In the 1980s, a triumvirate of Canadians played their part in the snooker boom that put the game front and centre in millions of British living rooms as a constant television presence.
They were three very different men: Cliff Thorburn, a Tom Selleck lookalike and arch grinder, Bill Werbeniuk, a gargantuan beer guzzler, and Kirk Stevens, a heart throb in a white suit.
Stevens was stylish, exciting and a great talent. His Saturday Night Fever attire, good looks and confidence made him a natural crowd favourite.
There had, by the time of the 1984 Masters, been only two televised maximums. Steve Davis made the first at the 1982 Lada Classic; Thorburn compiled the second at the 1983 World Championship.
Among the Wembley audience for the Jimmy White v Stevens semi-final was Canadian actor Donald Sutherland, in town and keen to see what the fuss surrounding snooker amounted to. Needless to say, he found out.
It had been an entertaining semi-final up to that point played in a great spirit between two close friends.
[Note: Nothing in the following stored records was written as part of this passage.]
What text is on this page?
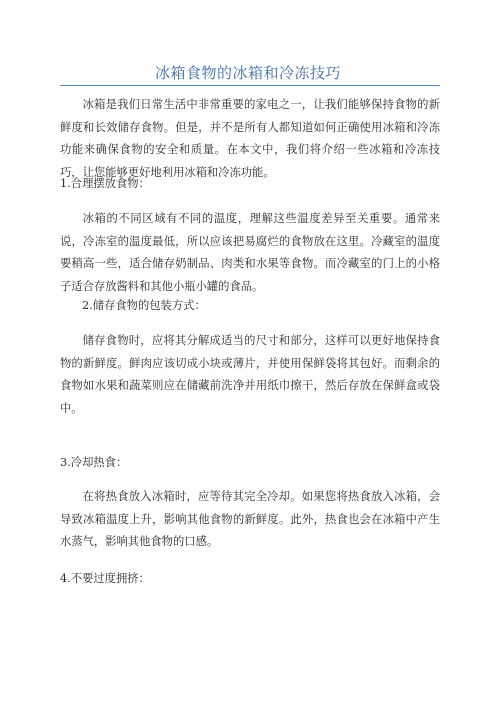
冰箱食物的冰箱和冷冻技巧

冰箱是我们日常生活中非常重要的家电之一，让我们能够保持食物的新鲜度和长效储存食物。但是，并不是所有人都知道如何正确使用冰箱和冷冻功能来确保食物的安全和质量。在本文中，我们将介绍一些冰箱和冷冻技巧，让您能够更好地利用冰箱和冷冻功能。

1.合理摆放食物：

冰箱的不同区域有不同的温度，理解这些温度差异至关重要。通常来说，冷冻室的温度最低，所以应该把易腐烂的食物放在这里。冷藏室的温度要稍高一些，适合储存奶制品、肉类和水果等食物。而冷藏室的门上的小格子适合存放酱料和其他小瓶小罐的食品。

2.储存食物的包装方式：

储存食物时，应将其分解成适当的尺寸和部分，这样可以更好地保持食物的新鲜度。鲜肉应该切成小块或薄片，并使用保鲜袋将其包好。而剩余的食物如水果和蔬菜则应在储藏前洗净并用纸巾擦干，然后存放在保鲜盒或袋中。

3.冷却热食：

在将热食放入冰箱时，应等待其完全冷却。如果您将热食放入冰箱，会导致冰箱温度上升，影响其他食物的新鲜度。此外，热食也会在冰箱中产生水蒸气，影响其他食物的口感。

4.不要过度拥挤：
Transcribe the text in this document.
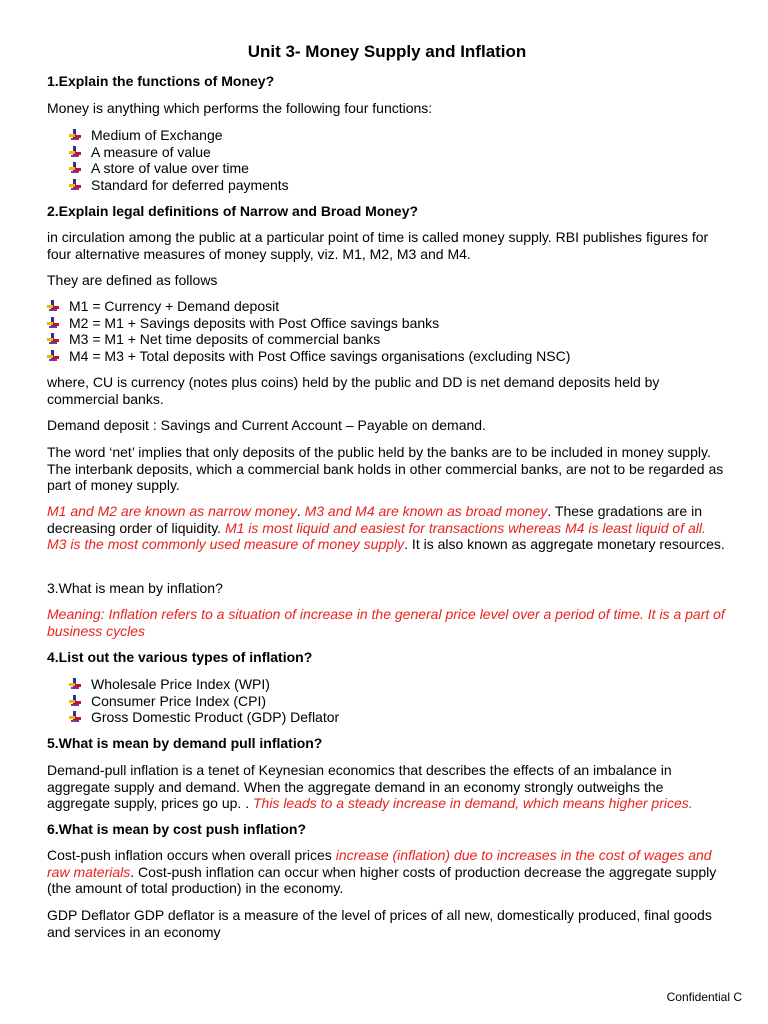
Unit 3- Money Supply and Inflation
1.Explain the functions of Money?
Money is anything which performs the following four functions:
Medium of Exchange
A measure of value
A store of value over time
Standard for deferred payments
2.Explain legal definitions of Narrow and Broad Money?
in circulation among the public at a particular point of time is called money supply. RBI publishes figures for four alternative measures of money supply, viz. M1, M2, M3 and M4.
They are defined as follows
M1 = Currency + Demand deposit
M2 = M1 + Savings deposits with Post Office savings banks
M3 = M1 + Net time deposits of commercial banks
M4 = M3 + Total deposits with Post Office savings organisations (excluding NSC)
where, CU is currency (notes plus coins) held by the public and DD is net demand deposits held by commercial banks.
Demand deposit : Savings and Current Account – Payable on demand.
The word ‘net’ implies that only deposits of the public held by the banks are to be included in money supply. The interbank deposits, which a commercial bank holds in other commercial banks, are not to be regarded as part of money supply.
M1 and M2 are known as narrow money. M3 and M4 are known as broad money. These gradations are in decreasing order of liquidity. M1 is most liquid and easiest for transactions whereas M4 is least liquid of all. M3 is the most commonly used measure of money supply. It is also known as aggregate monetary resources.
3.What is mean by inflation?
Meaning: Inflation refers to a situation of increase in the general price level over a period of time. It is a part of business cycles
4.List out the various types of inflation?
Wholesale Price Index (WPI)
Consumer Price Index (CPI)
Gross Domestic Product (GDP) Deflator
5.What is mean by demand pull inflation?
Demand-pull inflation is a tenet of Keynesian economics that describes the effects of an imbalance in aggregate supply and demand. When the aggregate demand in an economy strongly outweighs the aggregate supply, prices go up. . This leads to a steady increase in demand, which means higher prices.
6.What is mean by cost push inflation?
Cost-push inflation occurs when overall prices increase (inflation) due to increases in the cost of wages and raw materials. Cost-push inflation can occur when higher costs of production decrease the aggregate supply (the amount of total production) in the economy.
GDP Deflator GDP deflator is a measure of the level of prices of all new, domestically produced, final goods and services in an economy
Confidential C
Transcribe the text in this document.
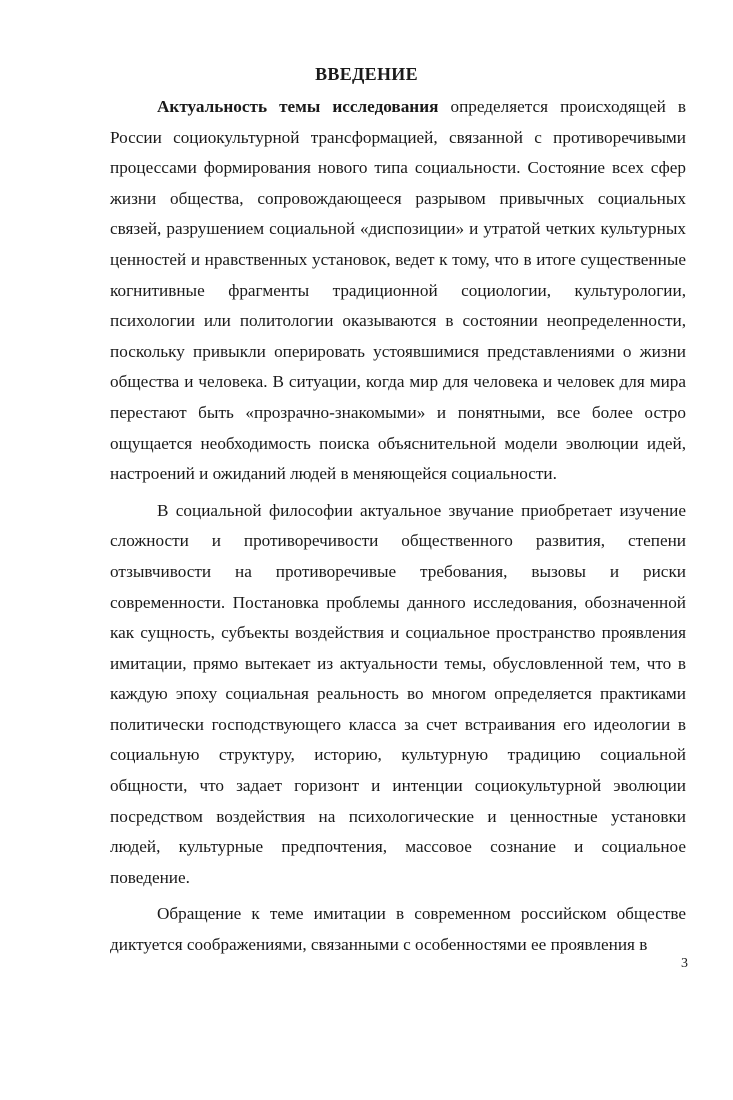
ВВЕДЕНИЕ

Актуальность темы исследования определяется происходящей в России социокультурной трансформацией, связанной с противоречивыми процессами формирования нового типа социальности. Состояние всех сфер жизни общества, сопровождающееся разрывом привычных социальных связей, разрушением социальной «диспозиции» и утратой четких культурных ценностей и нравственных установок, ведет к тому, что в итоге существенные когнитивные фрагменты традиционной социологии, культурологии, психологии или политологии оказываются в состоянии неопределенности, поскольку привыкли оперировать устоявшимися представлениями о жизни общества и человека. В ситуации, когда мир для человека и человек для мира перестают быть «прозрачно-знакомыми» и понятными, все более остро ощущается необходимость поиска объяснительной модели эволюции идей, настроений и ожиданий людей в меняющейся социальности.

В социальной философии актуальное звучание приобретает изучение сложности и противоречивости общественного развития, степени отзывчивости на противоречивые требования, вызовы и риски современности. Постановка проблемы данного исследования, обозначенной как сущность, субъекты воздействия и социальное пространство проявления имитации, прямо вытекает из актуальности темы, обусловленной тем, что в каждую эпоху социальная реальность во многом определяется практиками политически господствующего класса за счет встраивания его идеологии в социальную структуру, историю, культурную традицию социальной общности, что задает горизонт и интенции социокультурной эволюции посредством воздействия на психологические и ценностные установки людей, культурные предпочтения, массовое сознание и социальное поведение.

Обращение к теме имитации в современном российском обществе диктуется соображениями, связанными с особенностями ее проявления в

3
After eight frames, White led 5-3. Early in frame nine Stevens knocked in a mid range red, quickly developed a few more and went about taking reds with blacks until it became apparent the perfect run was on.
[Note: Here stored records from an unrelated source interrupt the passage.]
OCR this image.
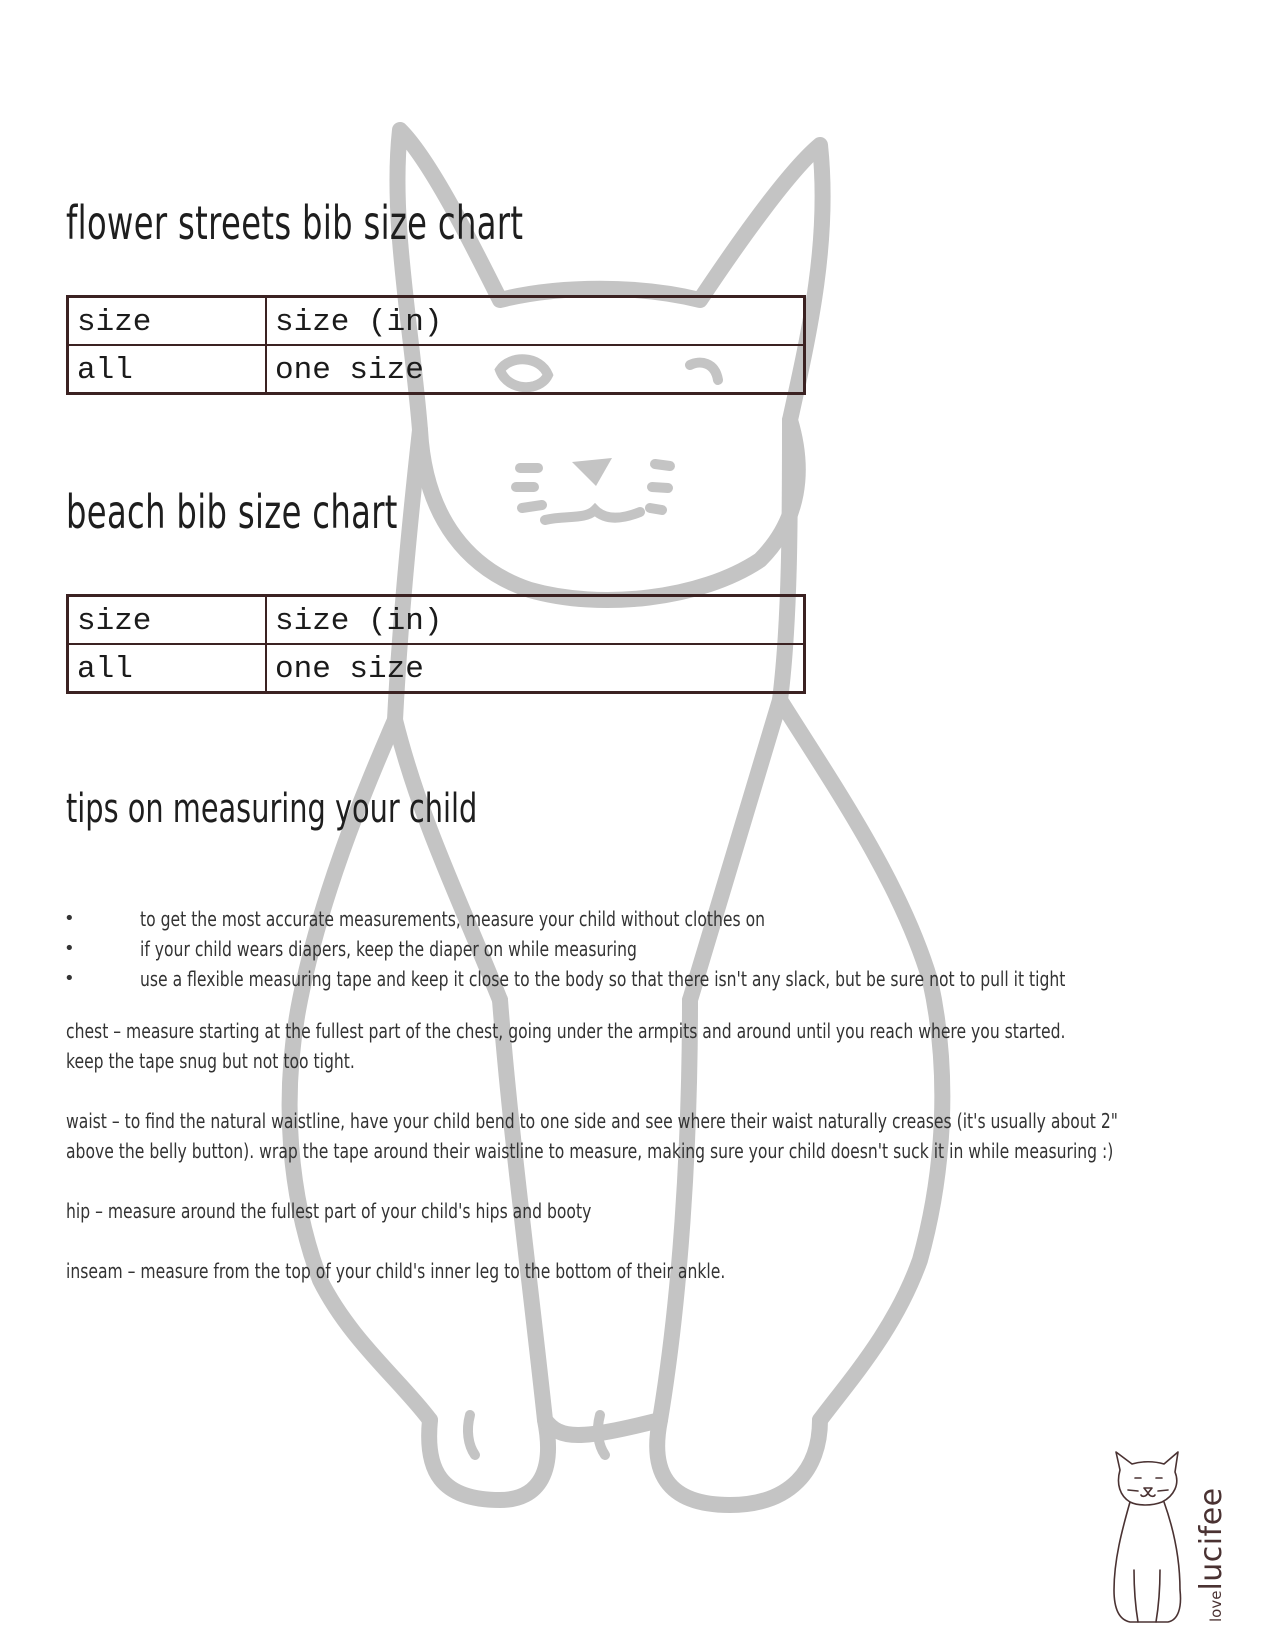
flower streets bib size chart
size	size (in)
all	one size
beach bib size chart
size	size (in)
all	one size
tips on measuring your child
•	to get the most accurate measurements, measure your child without clothes on
•	if your child wears diapers, keep the diaper on while measuring
•	use a flexible measuring tape and keep it close to the body so that there isn't any slack, but be sure not to pull it tight

chest – measure starting at the fullest part of the chest, going under the armpits and around until you reach where you started.
keep the tape snug but not too tight.

waist – to find the natural waistline, have your child bend to one side and see where their waist naturally creases (it's usually about 2"
above the belly button). wrap the tape around their waistline to measure, making sure your child doesn't suck it in while measuring :)

hip – measure around the fullest part of your child's hips and booty

inseam – measure from the top of your child's inner leg to the bottom of their ankle.

lovelucifee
Down to the colours and the hard work began. Stevens needed the rest for the yellow and came wrong side of the green, meaning he needed to take the cue ball around the table for the brown.
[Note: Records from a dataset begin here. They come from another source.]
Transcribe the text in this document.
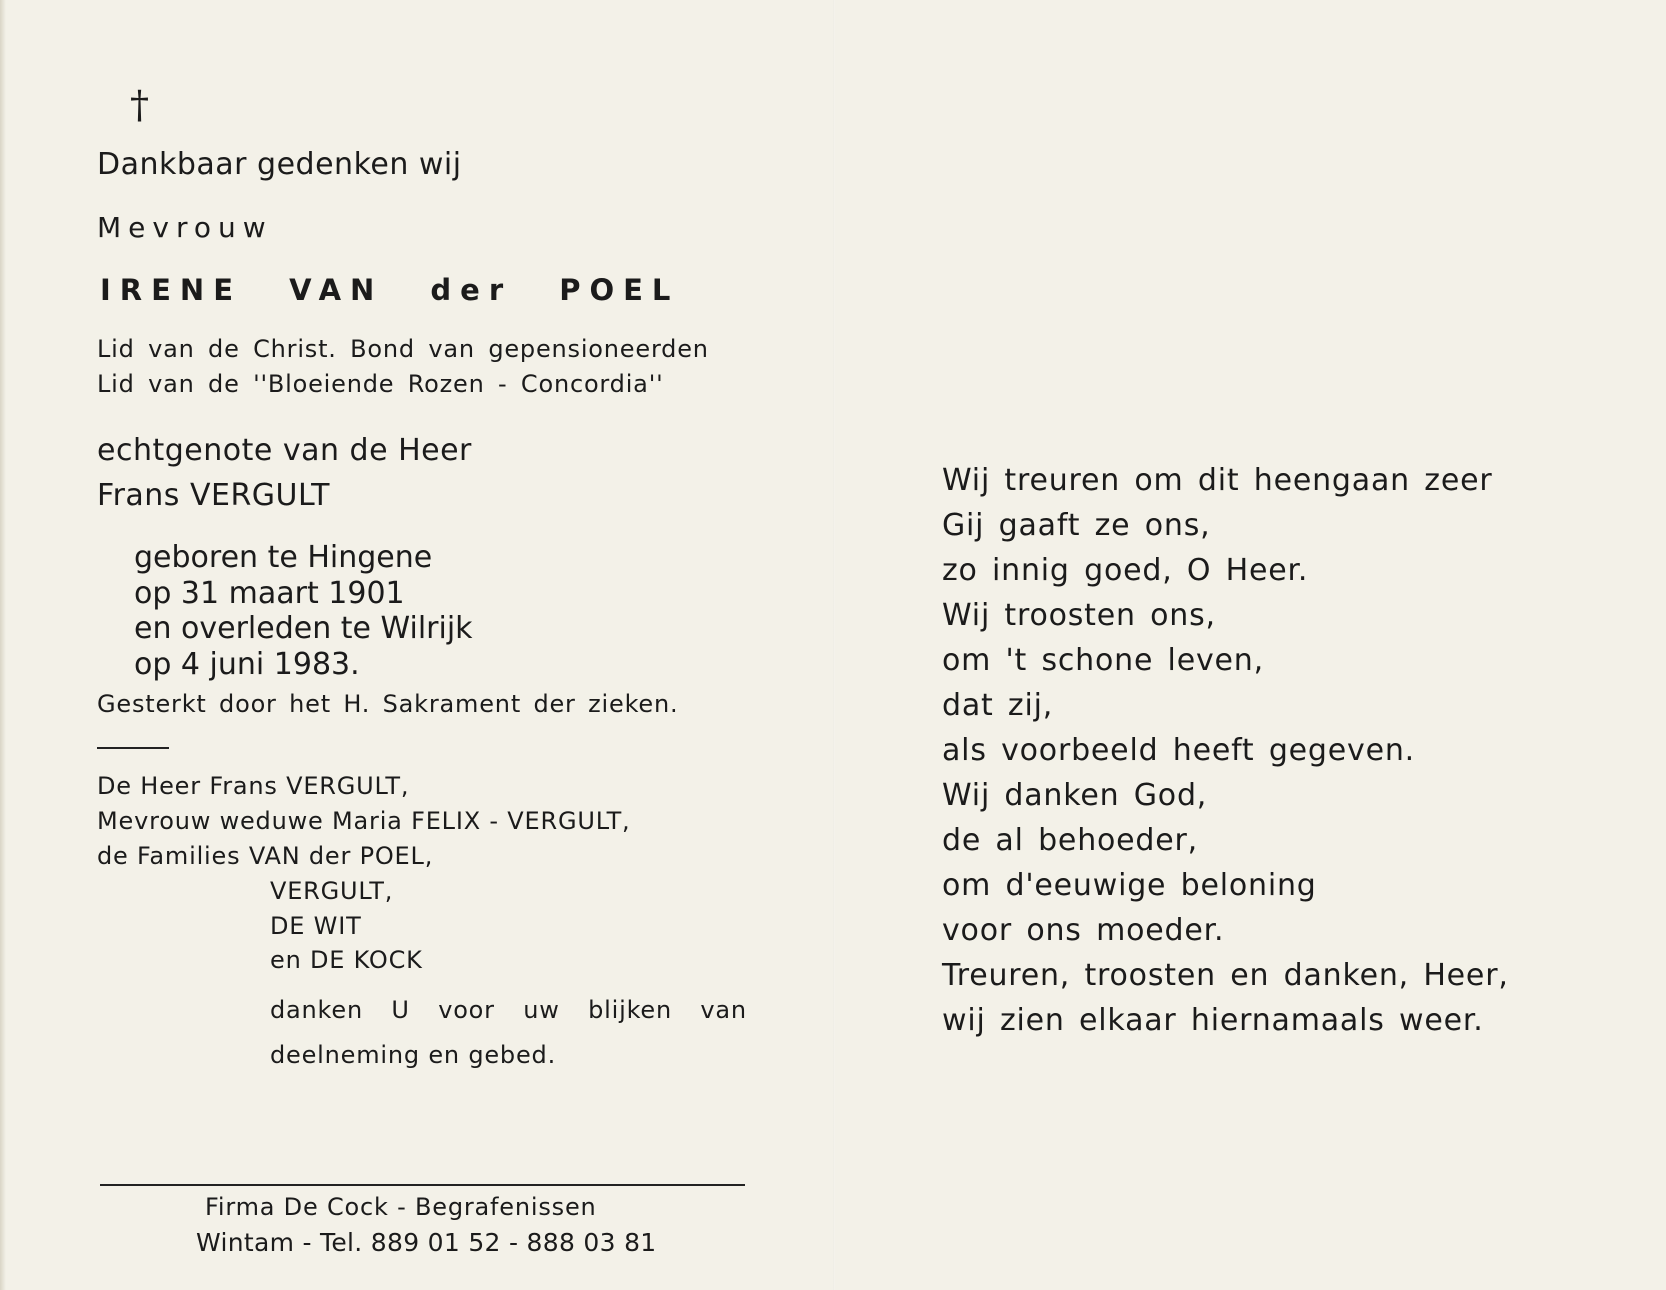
†

Dankbaar gedenken wij

Mevrouw

IRENE VAN der POEL

Lid van de Christ. Bond van gepensioneerden

Lid van de ''Bloeiende Rozen - Concordia''

echtgenote van de Heer

Frans VERGULT

geboren te Hingene

op 31 maart 1901

en overleden te Wilrijk

op 4 juni 1983.

Gesterkt door het H. Sakrament der zieken.

De Heer Frans VERGULT,

Mevrouw weduwe Maria FELIX - VERGULT,

de Families VAN der POEL,

VERGULT,

DE WIT

en DE KOCK

danken U voor uw blijken van

deelneming en gebed.

Firma De Cock - Begrafenissen

Wintam - Tel. 889 01 52 - 888 03 81

Wij treuren om dit heengaan zeer
Gij gaaft ze ons,
zo innig goed, O Heer.
Wij troosten ons,
om 't schone leven,
dat zij,
als voorbeeld heeft gegeven.
Wij danken God,
de al behoeder,
om d'eeuwige beloning
voor ons moeder.
Treuren, troosten en danken, Heer,
wij zien elkaar hiernamaals weer.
He played the shot perfectly, or very nearly, but still finished wrong side of the blue, leaving himself the pink to the green pocket.
He potted it, running the cue ball off the baulk cushion the full length of the table before it bounced off the top cushion to leave Stevens nicely on the black.
And then, pandemonium. He hugged the referee, John Smyth, and then White before collapsing in his chair, the cheers of the capacity crowd ringing around Wembley Conference Centre.
He didn’t win the match – White made a century of his own in the next frame – but the break is forever etched into snooker memory and it took 23 years for there to be another 147 at the Masters, courtesy of Ding Junhui in 2007.
Sadly, Stevens would develop a cocaine habit that nearly killed him and brought his career to a premature end.
In terms of titles it was unfulfilled but his maximum is still fondly remembered as one of those great moments in a sport full of great moments.
Stevens was introduced to the Wembley crowd before the 1999 Masters final as the tournament celebrated its 25th anniversary. As he was warmly applauded into the arena he had to wipe away a tear.
No doubt he was thinking of that Saturday in 1984 and perhaps what might have been too.